The vascular screening programme aims to improve public health but PCTs and GPs must ensure it does not widen the health inequality gap, warns Gladys Xavier
From April 2009–2010, the NHS is being asked to implement a risk assessment and management programme for people in England aged 40–74, to identify those at risk of developing vascular disease. One vital question, however, is whether such a programme will actually increase – rather than reduce – health inequalities.
The Department of Health has asked PCTs to work through the service provision, workforce and prescribing implications of introducing vascular checks before taking decisions about the rate at which they plan to roll out the programme.
It is estimated that the screening programme could eventually prevent at least 9,500 heart attacks and strokes each year (of which 2,000 would be fatal). It could also prevent at least 4,000 people a year from developing diabetes and enable the earlier detection of at least 25,000 cases of diabetes or kidney disease (Department of Health, 2008a).
Of all the options considered, the preference was for starting screening at the age of 40, with checks every five years. The average cost for a basic vascular check is estimated at £23.70 (DH, 2008b). There are also the costs of knock-on tests if a patient has high blood pressure, is diagnosed with diabetes or has high fasting blood glucose.

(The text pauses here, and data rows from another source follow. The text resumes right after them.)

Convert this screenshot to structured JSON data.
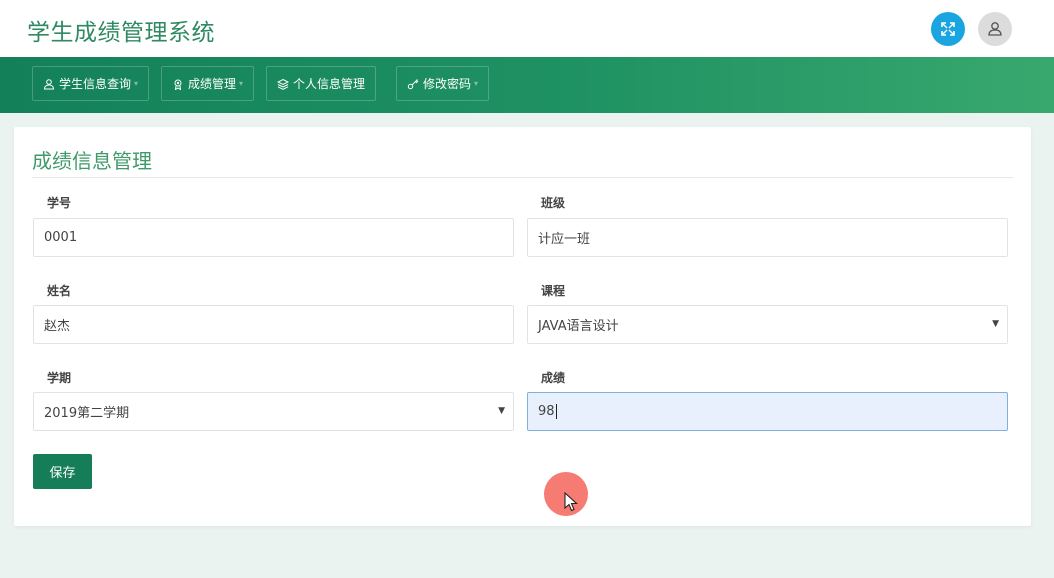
{
  "app": {
    "title": "学生成绩管理系统"
  },
  "header": {
    "expand_icon": "fullscreen-icon",
    "user_icon": "user-icon"
  },
  "nav": {
    "items": [
      {
        "label": "学生信息查询",
        "icon": "user-icon",
        "has_dropdown": true
      },
      {
        "label": "成绩管理",
        "icon": "award-icon",
        "has_dropdown": true
      },
      {
        "label": "个人信息管理",
        "icon": "layers-icon",
        "has_dropdown": false
      },
      {
        "label": "修改密码",
        "icon": "key-icon",
        "has_dropdown": true
      }
    ]
  },
  "panel": {
    "title": "成绩信息管理",
    "fields": {
      "student_id": {
        "label": "学号",
        "value": "0001"
      },
      "class": {
        "label": "班级",
        "value": "计应一班"
      },
      "name": {
        "label": "姓名",
        "value": "赵杰"
      },
      "course": {
        "label": "课程",
        "value": "JAVA语言设计"
      },
      "semester": {
        "label": "学期",
        "value": "2019第二学期"
      },
      "score": {
        "label": "成绩",
        "value": "98"
      }
    },
    "save_label": "保存"
  },
  "colors": {
    "brand_green": "#2f8a63",
    "nav_start": "#13805a",
    "nav_end": "#39a86f",
    "accent_blue": "#1ba5e0",
    "button_green": "#167d59",
    "focus_bg": "#e8f0fe"
  }
}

The DH has developed a toolkit, which enables PCTs to use local prevalence rates to estimate local demand for interventions following the checks. This will mean extra capacity to deliver smoking cessation, and obesity interventions will also need to be increased.
For an average GP practice of three GPs, it is estimated this is equivalent to 330 new invitations and 250 new attendances per year for screening, of which 125 will be additional work. However, while detailed national modelling has been carried out, the proportion of the population found to be at high vascular risk is likely to vary greatly at local level, and will be high in deprived areas and among black and minority ethnic patients.
It would be useful for PCTs to have an estimate of the likely proportion of the population with a greater than 20% cardiovascular disease risk, and the costs involved, with a facility to provide such estimates at practice level.
However, this programme has the potential to increase or reduce health inequalities, depending on how it is implemented, and PCTs and GP practices should be aware of this danger.
A campaign to raise public awareness through a range of media should be carried out before the programme is launched to provide ‘advance notification’. For example, this could be done by leaflet drops.
Personalised GP-signed mailed invitations could be used as a major recruitment method, but a fairly low uptake of 30–40% should be expected, and arrangements for a follow-up letter and telephone call should be put in place beforehand.
Opportunistic screening of patients over 75 should be considered – the vascular checks programme has a cut-off at the age of 74, and most strokes occur in people over 75. To prevent stroke, it is important to ensure that hypertension is controlled in this age group.
Additional funding and staff resources should be allocated from the outset to reduce ethnic and socioeconomic variations in uptake. Other providers such as pharmacists could be commissioned and used to further increase uptake.
However, all data should be incorporated into GP computer systems to monitor outcome and identify non-attenders. Comparative evaluations of the uptake after different interventions, such as those published for cancer screening, should be carried out.
These measures are vital to ensure that this programme does not have the reverse effect and serve to widen health inequalities further.
Gladys Xavier is deputy director of public health, NHS Redbridge
Department of Health (2008a) Putting Prevention First. Vascular Checks: Risk Assessment and Management. London: DH.
Department of Health(2008b) Economic Modelling for Vascular Checks. London: DH.